You’ll need this server to be running any time you want to use the VPN, so take a moment to make that easy by wrapping your server up in a script that looks something like this:
# start-pac-server
#!/usr/bin/env bash
# Serves a Proxy Auto-Config file so that you can configure
# macOS, iOS, and Android devices to send project traffic
# through the VPN without forcing every device to have its
# own independent VPN connection.
PROJECT_PAC_SERVER_PORT=8090
miniserve extras/proxy-auto-config-server \
--port "$PROJECT_PAC_SERVER_PORT"
What Were We Building Again?
Enough with the diversions — let’s bring this thing home. With these two shell scripts and the PAC file, we have a proxy setup that works for all tools, including iOS Simulators, Android Emulators, curl, Insomnia, and the rest.

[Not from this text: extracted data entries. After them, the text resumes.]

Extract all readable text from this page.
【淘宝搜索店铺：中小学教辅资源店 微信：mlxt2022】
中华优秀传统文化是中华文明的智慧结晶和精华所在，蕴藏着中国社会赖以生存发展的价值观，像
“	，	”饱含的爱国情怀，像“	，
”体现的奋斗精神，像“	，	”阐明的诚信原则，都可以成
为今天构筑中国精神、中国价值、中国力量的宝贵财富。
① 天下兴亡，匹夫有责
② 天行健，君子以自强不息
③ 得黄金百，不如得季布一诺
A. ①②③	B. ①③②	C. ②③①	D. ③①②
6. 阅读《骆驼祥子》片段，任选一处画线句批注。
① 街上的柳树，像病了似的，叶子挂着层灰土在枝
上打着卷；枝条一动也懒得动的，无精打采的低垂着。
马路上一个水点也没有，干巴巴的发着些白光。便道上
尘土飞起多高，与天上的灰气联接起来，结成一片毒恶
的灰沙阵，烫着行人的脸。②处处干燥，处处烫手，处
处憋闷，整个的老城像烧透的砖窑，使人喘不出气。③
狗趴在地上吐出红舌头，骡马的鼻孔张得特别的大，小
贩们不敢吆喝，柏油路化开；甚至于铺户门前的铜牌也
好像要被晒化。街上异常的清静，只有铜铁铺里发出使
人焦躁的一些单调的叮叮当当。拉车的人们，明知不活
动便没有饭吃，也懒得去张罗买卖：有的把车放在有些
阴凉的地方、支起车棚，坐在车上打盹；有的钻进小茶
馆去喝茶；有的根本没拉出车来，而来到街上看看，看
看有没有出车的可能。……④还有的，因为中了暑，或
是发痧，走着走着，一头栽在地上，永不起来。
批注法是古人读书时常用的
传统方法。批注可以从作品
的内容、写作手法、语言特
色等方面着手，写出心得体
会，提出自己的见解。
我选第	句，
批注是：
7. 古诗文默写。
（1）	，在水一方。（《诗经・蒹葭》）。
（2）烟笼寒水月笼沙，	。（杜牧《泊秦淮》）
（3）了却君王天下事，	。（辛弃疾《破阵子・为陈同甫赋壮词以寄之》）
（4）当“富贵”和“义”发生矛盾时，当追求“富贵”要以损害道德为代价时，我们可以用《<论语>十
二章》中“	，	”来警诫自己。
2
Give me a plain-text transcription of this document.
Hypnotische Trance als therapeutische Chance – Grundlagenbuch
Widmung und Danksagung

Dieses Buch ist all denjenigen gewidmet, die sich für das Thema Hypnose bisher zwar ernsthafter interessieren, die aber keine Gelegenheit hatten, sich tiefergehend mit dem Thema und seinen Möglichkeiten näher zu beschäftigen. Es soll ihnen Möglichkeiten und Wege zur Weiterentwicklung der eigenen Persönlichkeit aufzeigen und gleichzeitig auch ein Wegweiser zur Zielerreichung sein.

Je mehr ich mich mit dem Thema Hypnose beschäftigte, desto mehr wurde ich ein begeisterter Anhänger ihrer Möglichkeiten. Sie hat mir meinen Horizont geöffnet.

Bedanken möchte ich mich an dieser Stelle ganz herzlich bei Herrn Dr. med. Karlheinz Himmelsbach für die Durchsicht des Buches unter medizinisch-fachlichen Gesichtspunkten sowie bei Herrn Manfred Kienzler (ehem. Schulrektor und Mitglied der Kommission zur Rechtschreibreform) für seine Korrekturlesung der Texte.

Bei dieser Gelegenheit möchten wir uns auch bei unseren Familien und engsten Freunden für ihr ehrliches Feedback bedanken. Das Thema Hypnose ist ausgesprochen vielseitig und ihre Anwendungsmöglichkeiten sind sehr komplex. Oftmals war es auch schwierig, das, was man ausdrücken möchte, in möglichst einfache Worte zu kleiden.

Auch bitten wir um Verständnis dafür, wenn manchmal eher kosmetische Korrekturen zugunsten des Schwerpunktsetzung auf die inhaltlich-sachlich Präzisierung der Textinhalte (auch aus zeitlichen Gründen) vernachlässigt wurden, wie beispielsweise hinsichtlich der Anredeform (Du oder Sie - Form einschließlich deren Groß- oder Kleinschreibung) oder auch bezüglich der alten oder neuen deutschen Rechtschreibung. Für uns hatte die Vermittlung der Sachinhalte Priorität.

As an added bonus, whenever you want to test the app on a real phone, you can use that same proxy config (thanks to the --allow-remote
option of ocproxy). Just tweak your PAC file to use your computer’s hostname instead of localhost, and configure your phone to connect to the PAC server that’s running there. It should look something like this on an iPhone (Android has a similar interface):
A Weird and Wonderful Setup
If it weren’t for frequent video conferencing, I wouldn’t have bothered with this weird setup. But now that I have it all put together, it works really, really well. While remote, I can use the in-development API server but still have crystal clear conversations with my team. And it opens up some cool new possibilities too.
Since “How to connect to the VPN for this project” is now an executable script in my project’s repository, the rest of my team can get up and running in no time, without digging through emails to find that one message that included the link to download the Cisco AnyConnect client that only works on Windows.
And since the VPN no longer hijacks my whole network, I can potentially be connected to two or more at the same time, in case I ever need to quickly switch between a couple of projects.